Is there a downside to Recycling?
We all think that recycling is 100% good for the environment, but it does have some negative impacts as well as positive ones.
The first and foremost negative impact of recycling is the mindset that it gives people. It makes people think that it is okay to waste more because the packaging is going to be recycled anyway. "Recycling’s main impact is to convince us that it’s okay to be wasteful in other areas, because we make up for it through recycling. It encourages consumption, rather than pointing out ways to reduce consumption overall." (Handley A. 2013) Fortunately this problem can be easily solved by teaching people to reduce and reuse before recycling instead of just recycle everything straight away.
Another problem is the inefficiency of all-in-one recycling. This is where all recyclables are collected in the same bin and sorted later, instead of being sorted at your home.

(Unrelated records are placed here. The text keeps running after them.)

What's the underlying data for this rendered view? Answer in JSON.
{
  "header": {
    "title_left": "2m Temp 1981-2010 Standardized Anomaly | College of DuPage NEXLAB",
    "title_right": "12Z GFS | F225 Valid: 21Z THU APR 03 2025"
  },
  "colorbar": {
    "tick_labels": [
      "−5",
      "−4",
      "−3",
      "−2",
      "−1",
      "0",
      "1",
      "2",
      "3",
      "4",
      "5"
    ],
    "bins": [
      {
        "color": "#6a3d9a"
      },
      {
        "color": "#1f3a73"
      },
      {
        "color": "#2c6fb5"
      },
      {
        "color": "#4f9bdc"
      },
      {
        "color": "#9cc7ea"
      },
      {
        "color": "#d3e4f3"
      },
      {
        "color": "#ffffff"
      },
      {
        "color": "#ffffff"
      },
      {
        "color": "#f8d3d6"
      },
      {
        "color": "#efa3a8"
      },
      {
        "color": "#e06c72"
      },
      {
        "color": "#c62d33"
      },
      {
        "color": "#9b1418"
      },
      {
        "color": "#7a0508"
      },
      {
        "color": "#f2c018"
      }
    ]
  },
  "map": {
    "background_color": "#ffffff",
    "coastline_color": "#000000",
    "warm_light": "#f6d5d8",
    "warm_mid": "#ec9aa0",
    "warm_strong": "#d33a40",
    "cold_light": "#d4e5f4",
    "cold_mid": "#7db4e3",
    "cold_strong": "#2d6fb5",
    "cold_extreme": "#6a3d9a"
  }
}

This means that there is greater pollution being generated at the sorting factories and millions of dollars worth of equipment being used.
The demand for recycled products is inceasing as environmental awareness grows and our recycling technologies can not keep up with this increasing demand. "Demand for most recyclable products is growing way too fast to keep up with anything that recycling can—at the moment—provide. Aluminum is especially difficult, since demand for it grows a little less than ten percent every year." (Handley A. 2013) Even when we recycle our aluminium cans the quality of the aluminium is not good enough to be made into much, except a new can, and even then we are still short. "The average American drinks 2.5 cans of soda per day. That’s about 778 million cans. If 100,000 cans are recycled every minute (they are), we’re still about 600 million cans short. And that’s just in one day" (Handley A. 2013) Recycling technologies need to keep up with the demand if recycling is going to become more sustainable in the future.
Current recycling methods are not very efficient. Sometimes it is easier and cheaper to dump old products in landfill and create new ones from scratch. "Take plastic shopping bags, for example. It’s estimated that fewer than one percent are recycled, and that might be just because it’s so expensive. It costs $4,000 US to recycle one ton of plastic bags, but a ton of recycled bags only sells for $32! As a result, about 300,000 tons of them end up in a landfill every year." (Handley A. 2013) We need our recycling technologies to improve before we have too much landfill.
Although recycling is currently not 100% environmentally friendly it is still better than not recycling at all.